Não me canso de ver essas fotos e me lembrar dos belos momentos do último domingo. Foi aniversário da Tati, e resolvemos fazer um brunch no Parque Villa Lobos. Sentir a proximidade dos amigos e o contato com a natureza foi surpreendentemente revigorante, ainda mais rodeados pelas bexigas coloridas, guarda-chuvas, bolsas, colares, necessaires e outras coisas aleatórias e divertidas que penduramos na árvore.

Momentos assim me trazem esperança. Se passo horas em um ônibus lotado na hora do rush em plena São Paulo, cheia de problemas e coisas a resolver, sei que também posso dedicar parte da minha vida a cuidar de mim, de forma a me manter tranquila no meio do caos. Me traz esperança porque também apontam para outro Jardim, mais esperado, completo e florido.

Amanhã é sexta-feira santa. A lembrança do sacrifício e, portanto, da vida. Leio novamente um trecho do conto “O sobrinho do mago”, de C. S. Lewis, que se encontra nas Crônicas de Nárnia. Após cavalgar por centenas de quilômetros, o menino Digory e sua amiga Polly percebem algo adiante, na relva:

“Que é isso?” “Estão sentindo esse cheiro?” “De onde está vindo?”. Pois um aroma celestial, cálido e dourado, como se viesse das mais gostosas frutas e das mais belas flores do mundo, chegava até eles, proveniente de algum lugar mais adiante.

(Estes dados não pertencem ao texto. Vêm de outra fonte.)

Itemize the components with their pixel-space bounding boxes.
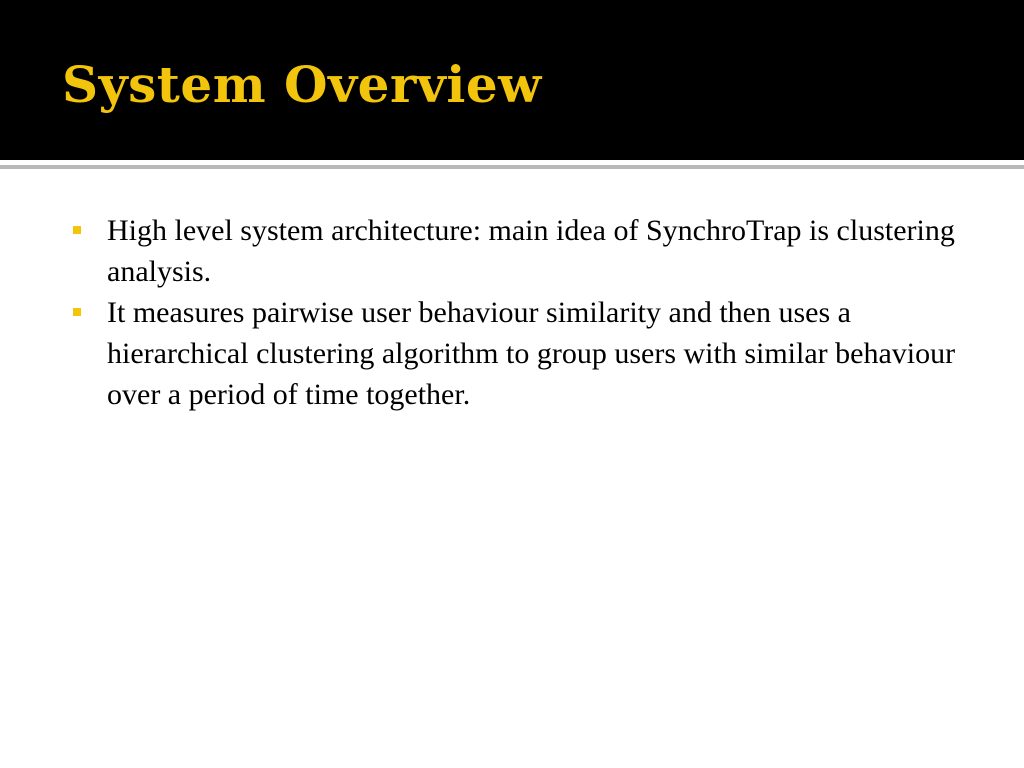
bullet-text: High level system architecture: main idea of SynchroTrap is clustering analysis. [107,214,955,288]
bullet-list [70,210,970,415]
bullet-item [70,210,970,292]
slide-title: System Overview [62,55,542,114]
title-separator-gray [0,165,1024,169]
bullet-item [70,292,970,415]
title-band [0,0,1024,160]
bullet-text: It measures pairwise user behaviour similarity and then uses a hierarchical clustering algorithm to group users with similar behaviour over a period of time together. [107,296,956,411]
square-bullet-icon [73,226,81,234]
square-bullet-icon [73,308,81,316]
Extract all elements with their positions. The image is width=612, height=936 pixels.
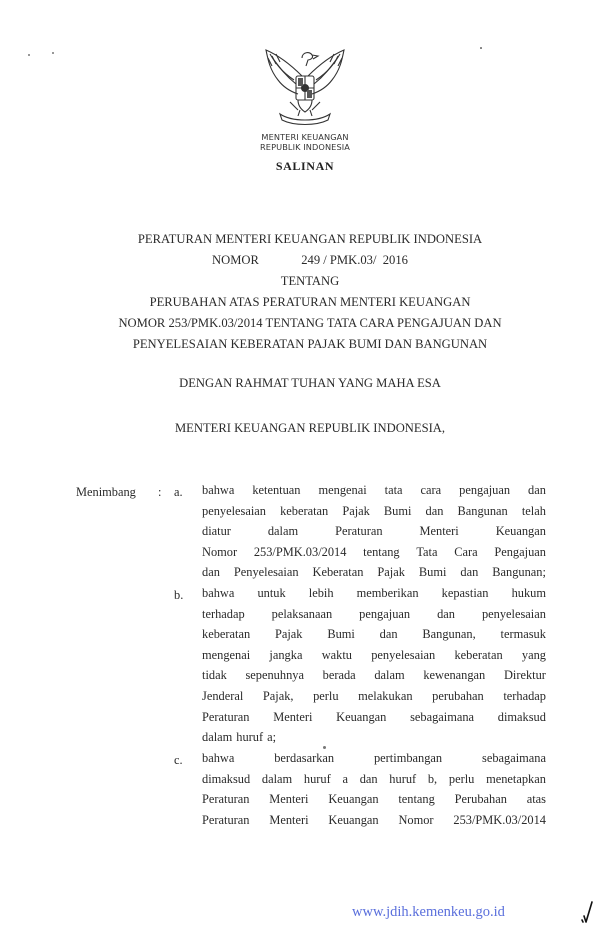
scan-speck: [52, 52, 54, 54]
garuda-emblem-icon: [258, 46, 352, 132]
paraf-signature-icon: [578, 900, 596, 924]
text-line: diatur dalam Peraturan Menteri Keuangan: [202, 524, 546, 539]
text-line: penyelesaian keberatan Pajak Bumi dan Bangunan telah: [202, 503, 546, 518]
nomor-label: NOMOR: [212, 253, 259, 267]
consideration-item-a: [202, 480, 546, 583]
item-b-letter: b.: [174, 588, 184, 602]
subject-line-3: PENYELESAIAN KEBERATAN PAJAK BUMI DAN BANGUNAN: [132, 337, 488, 351]
scan-speck: [28, 54, 30, 56]
regulation-number: [60, 253, 560, 268]
menimbang-colon: :: [158, 485, 162, 499]
subject-line-2: NOMOR 253/PMK.03/2014 TENTANG TATA CARA PENGAJUAN DAN: [118, 316, 502, 330]
invocation: DENGAN RAHMAT TUHAN YANG MAHA ESA: [179, 376, 441, 390]
nomor-value: 249 / PMK.03/ 2016: [301, 253, 408, 267]
issuer: MENTERI KEUANGAN REPUBLIK INDONESIA,: [174, 421, 446, 435]
text-line: keberatan Pajak Bumi dan Bangunan, termasuk: [202, 627, 546, 642]
item-a-letter: a.: [174, 485, 183, 499]
text-line: terhadap pelaksanaan pengajuan dan penyelesaian: [202, 606, 546, 621]
ministry-line-2: REPUBLIK INDONESIA: [260, 142, 350, 152]
text-line: bahwa untuk lebih memberikan kepastian hukum: [202, 586, 546, 600]
consideration-item-b: [202, 583, 546, 748]
text-line: Peraturan Menteri Keuangan tentang Perubahan atas: [202, 792, 546, 807]
consideration-item-c: [202, 748, 546, 830]
text-line: dan Penyelesaian Keberatan Pajak Bumi dan Bangunan;: [202, 565, 546, 580]
copy-stamp: SALINAN: [275, 159, 335, 173]
jdih-website-link[interactable]: www.jdih.kemenkeu.go.id: [352, 904, 505, 920]
regulation-heading: PERATURAN MENTERI KEUANGAN REPUBLIK INDONESIA: [137, 232, 483, 246]
text-line: dimaksud dalam huruf a dan huruf b, perlu menetapkan: [202, 771, 546, 786]
text-line: Peraturan Menteri Keuangan Nomor 253/PMK.03/2014: [202, 812, 546, 827]
item-c-letter: c.: [174, 753, 183, 767]
text-line: Peraturan Menteri Keuangan sebagaimana dimaksud: [202, 709, 546, 724]
text-line: dalam huruf a;: [202, 730, 277, 745]
text-line: bahwa ketentuan mengenai tata cara pengajuan dan: [202, 483, 546, 497]
subject-line-1: PERUBAHAN ATAS PERATURAN MENTERI KEUANGAN: [149, 295, 471, 309]
text-line: mengenai jangka waktu penyelesaian keberatan yang: [202, 647, 546, 662]
tentang-label: TENTANG: [280, 274, 340, 288]
scan-speck: [480, 47, 482, 49]
text-line: tidak sepenuhnya berada dalam kewenangan Direktur: [202, 668, 546, 683]
text-line: bahwa berdasarkan pertimbangan sebagaimana: [202, 751, 546, 765]
text-line: Nomor 253/PMK.03/2014 tentang Tata Cara Pengajuan: [202, 544, 546, 559]
text-line: Jenderal Pajak, perlu melakukan perubahan terhadap: [202, 688, 546, 703]
ministry-letterhead: [230, 132, 380, 152]
menimbang-label: Menimbang: [76, 485, 136, 499]
ministry-line-1: MENTERI KEUANGAN: [261, 132, 349, 142]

Era o Jardim. Ele sempre existiu. Estava lá na criação do mundo, estava quando tudo pareceu perdido, estava no sacrifício e estará igualmente presente, intacto, quando chegar o fim desta história e o começo de todas as outras. E, nesse Jardim, o verdadeiro, é onde acredito estar a maior e mais bela árvore à espera de todos nós, para o mais incrível piquenique que se possa imaginar. O Jardim sussurra um convite. Saibamos senti-lo.